Federal Republic of Germany (1949-1990) Part II

By | October 21, 2021

After the victory of the CDU and CSU in the elections on September 6, 1953, Adenauer formed a government supported by the CDU / CSU, FDP, DP and GB / BHE.

In addition to reconstruction, the question of “rearmament” had become a central issue in German politics since 1950. The opposition left, especially the SPD, and political forces within the governing parties turned against the German contribution to the defense of the western world, proposed by Adenauer under the influence of the Korean War (1950-53) and particularly welcomed by the USA (resignation G. Heinemanns as Minister of the Interior in October 1950). Under the motto “Without me” a broad, but politically not self-contained movement developed against the formation of German armed forces, which in 1955 became the ” Paulskirchenbewegung «Ended. After lengthy negotiations, accompanied by passionate debates in the Bundestag, the Federal Republic of Germany committed itself in 1952 to the establishment of German armed forces within the framework of the European Defense Community (EVG) and in return achieved the termination of the occupation statute in the Germany Treaty (May 26, 1952). Since the French National Assembly rejected the EVG Treaty in 1954, the Germany Treaty that was legally linked to it by a joint could not come into force for the time being. Only in the context of the Paris Treaties (23.10.1954), which were based in particular on the London Act and, inter alia, also included the Germany Treaty, the Western powers released the Federal Republic of Germany into independence (5.5.1955) and granted it the right to set up its own armed forces within the framework of the Western European Union and the North Atlantic Pact (NATO); thus began the establishment of the Bundeswehr. Learn more about Germany and Europe, please click computergees.com.

When Adenauer agreed to the “Europeanization” of the Saar region in the Paris treaties with the overarching goal of Franco-German understanding, GB / BHE (1955) and FDP (1956) left the government coalition. After the population of the Saarland had rejected its “Europeanization” in a referendum (October 23, 1955), it was incorporated into the Federal Republic of Germany on January 1, 1957.

In 1952 the federal government enforced the ban on right-wing extremist SRPs before the Federal Constitutional Court; In 1956 she achieved the dissolution of the KPD and its subsidiary organizations.

Under the election slogan »No experiments«, the Union parties won an absolute majority on September 15, 1957 and together with the DP formed the government under Adenauer. In 1957 it carried out a pension reform, with which an increase in pensions and their connection to the development of wages as well as their financing according to the pay-as-you-go system was brought about. It also embodied the specific focus of the German welfare state on old age and health (much less on families and children) than largely socialized areas. On July 1, 1959, the Federal Assembly elected H. Lübke (CDU) as Federal President. Under the leadership of E. Ollenhauer, since Schumacher’s death(September 1952) Chairman of the SPD and its parliamentary group in the Bundestag, the SPD initially continued its previous opposition course. In the Godesberg program (adopted in November 1959), however, it turned away from Marxist maxims and sought to develop beyond the character of a workers’ party into a people’s party. In a speech to the Bundestag (June 30, 1960), H. Wehner signaled that the SPD was moving closer to the foreign policy course it had previously opposed.

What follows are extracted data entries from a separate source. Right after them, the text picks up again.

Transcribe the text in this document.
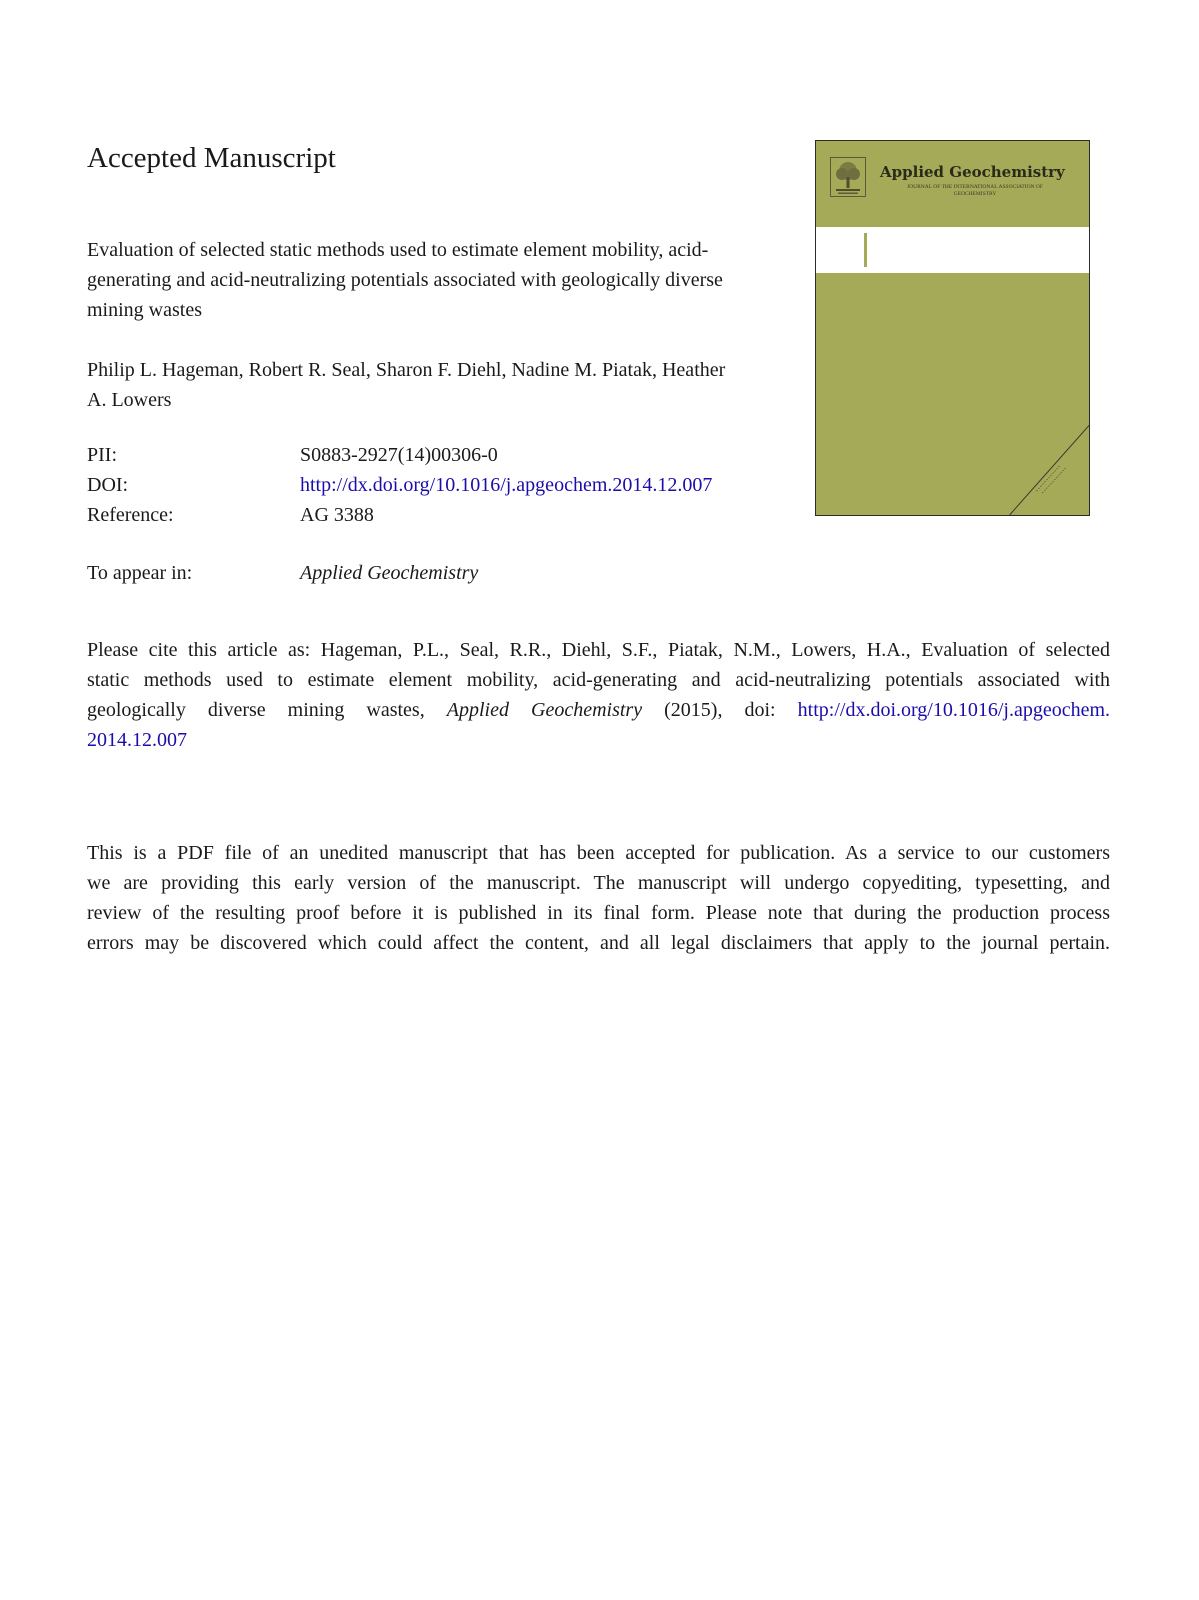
Accepted Manuscript
Evaluation of selected static methods used to estimate element mobility, acid-
generating and acid-neutralizing potentials associated with geologically diverse
mining wastes
Philip L. Hageman, Robert R. Seal, Sharon F. Diehl, Nadine M. Piatak, Heather
A. Lowers
PII:	S0883-2927(14)00306-0
DOI:	http://dx.doi.org/10.1016/j.apgeochem.2014.12.007
Reference:	AG 3388
To appear in:	Applied Geochemistry
Please cite this article as: Hageman, P.L., Seal, R.R., Diehl, S.F., Piatak, N.M., Lowers, H.A., Evaluation of selected
static methods used to estimate element mobility, acid-generating and acid-neutralizing potentials associated with
geologically diverse mining wastes, Applied Geochemistry (2015), doi: http://dx.doi.org/10.1016/j.apgeochem.
2014.12.007
This is a PDF file of an unedited manuscript that has been accepted for publication. As a service to our customers
we are providing this early version of the manuscript. The manuscript will undergo copyediting, typesetting, and
review of the resulting proof before it is published in its final form. Please note that during the production process
errors may be discovered which could affect the content, and all legal disclaimers that apply to the journal pertain.
Applied Geochemistry
JOURNAL OF THE INTERNATIONAL ASSOCIATION OF
GEOCHEMISTRY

With the signing of the ” Treaty of Rome” (on March 25, 1957), Adenauer continued the policy of integration into the West (establishment of the EEC and EURATOM on January 1, 1958). On January 22nd, 1963 he finished with the French President C. de Gaulle signed the Franco-German Treaty.

In the course of the deepening division of Germany, Berlin (West) had expanded its ties to the Federal Republic of Germany. While the Adenauer government saw the Federal Republic of Germany’s unconditional ties to the West on the question of Germany as a possibility of forcing the USSR to give up its position in the GDR (“Politics of Strength”; rejection of the ” Stalin Note “, March 10, 1952), the SPD saw in this policy poses a threat to the reunification of the two German states. In the Hallstein Doctrine (September 29, 1955), the Adenauer government emphasized the sole right of the Federal Republic of Germany to speak for all Germans.

The development of German politics since around the mid-1950s, which began with the change in Soviet policy from a reunification concept to the demand for recognition of two German states (two-state theory), continued in the Berlin crisis of 1958 and with the construction of the Berlin Wall (13.8. 1961) reached a dramatic climax, also weakened Adenauer’s domestic political position; in addition, the latent criticism of his style of government increased (“politics of solitary decisions”, “chancellor democracy”). Adenauer saw himself after the federal elections on September 17, 1961, in which the Union lost an absolute majority limited to a term of two years as part of a “small coalition”. The ” mirror affair ” (October 1962) developed into a serious domestic political crisis. Adenauer resigned as Federal Chancellor on October 15, 1963.